According to Zhang, the company’s founders developed a version of CRISPR gene editing that could control how genes are turned on and off without changing or cutting the DNA itself.
Like other CRISPR treatments, the therapy relies on a Cas enzyme — the molecular scissors — to guide the therapy to the right part of the genome. But with an epigenetic therapy, the scissors are blunted and unable to cut the DNA. The action instead comes from two additional proteins that are tethered to Cas.
For Epigenic’s technology, one of those proteins is a DNA methyltransferase that lays down chemical markers atop the PCSK9 gene or HBV infection to silence it. The second protein helps recruit enzymes that make additional chemical modifications to cellular spools called histones, which wrap the DNA up, making it inaccessible. “The sustainable biological response relies on both,” Zhang said.
The entire epigenetic editing machine is encoded in mRNA molecules that are packaged inside the lipid nanoparticles developed by Epigenic.
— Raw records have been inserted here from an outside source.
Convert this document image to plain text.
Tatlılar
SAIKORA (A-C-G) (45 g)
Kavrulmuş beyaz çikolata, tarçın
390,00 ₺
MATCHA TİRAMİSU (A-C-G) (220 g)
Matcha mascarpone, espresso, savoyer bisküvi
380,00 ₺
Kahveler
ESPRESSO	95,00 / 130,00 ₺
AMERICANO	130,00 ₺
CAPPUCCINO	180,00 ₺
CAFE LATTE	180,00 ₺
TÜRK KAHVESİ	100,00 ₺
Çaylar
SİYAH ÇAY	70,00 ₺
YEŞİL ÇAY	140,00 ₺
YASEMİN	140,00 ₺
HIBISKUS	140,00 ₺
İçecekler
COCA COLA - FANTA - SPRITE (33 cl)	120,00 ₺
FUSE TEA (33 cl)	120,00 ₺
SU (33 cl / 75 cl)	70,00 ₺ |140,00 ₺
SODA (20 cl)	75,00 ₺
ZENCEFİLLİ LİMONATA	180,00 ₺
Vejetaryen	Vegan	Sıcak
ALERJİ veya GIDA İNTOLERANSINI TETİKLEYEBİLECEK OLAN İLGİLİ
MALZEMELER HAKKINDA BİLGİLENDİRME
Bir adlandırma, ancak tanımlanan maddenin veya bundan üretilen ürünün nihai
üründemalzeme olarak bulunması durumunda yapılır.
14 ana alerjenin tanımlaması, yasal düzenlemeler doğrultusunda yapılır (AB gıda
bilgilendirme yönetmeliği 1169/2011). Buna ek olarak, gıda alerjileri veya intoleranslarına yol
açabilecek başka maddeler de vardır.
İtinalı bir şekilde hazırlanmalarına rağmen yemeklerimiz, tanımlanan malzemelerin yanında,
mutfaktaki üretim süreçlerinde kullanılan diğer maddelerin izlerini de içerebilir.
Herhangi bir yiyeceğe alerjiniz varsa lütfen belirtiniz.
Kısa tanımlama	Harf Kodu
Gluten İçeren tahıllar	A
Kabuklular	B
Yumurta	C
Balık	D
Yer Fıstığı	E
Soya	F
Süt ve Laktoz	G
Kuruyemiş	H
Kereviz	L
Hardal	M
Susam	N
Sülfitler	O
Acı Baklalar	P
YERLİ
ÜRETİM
The approach means that therapy won’t stick around long after it’s done its job. “This is kind of a hit-and-run approach,” Zhang said. But he expects the epigenetic silencing to be durable.
A single treatment of the PCSK9 therapy in monkeys has lasted almost two years so far in the company’s experiments, Zhang said, and he hopes the HBV therapy will similarly keep the viral infection locked away for good. “We’re predicting this lasting the whole life in humans, hopefully,” he added.
Zhang said Epigenic may share more about the hepatitis B trial design and some of the early safety data from the first patients treated at a medical conference this fall. “It’s not going to be a complete story. It’s only the first cohort,” he said. “But we want to let the field know the progress. We’re not going to hide that.”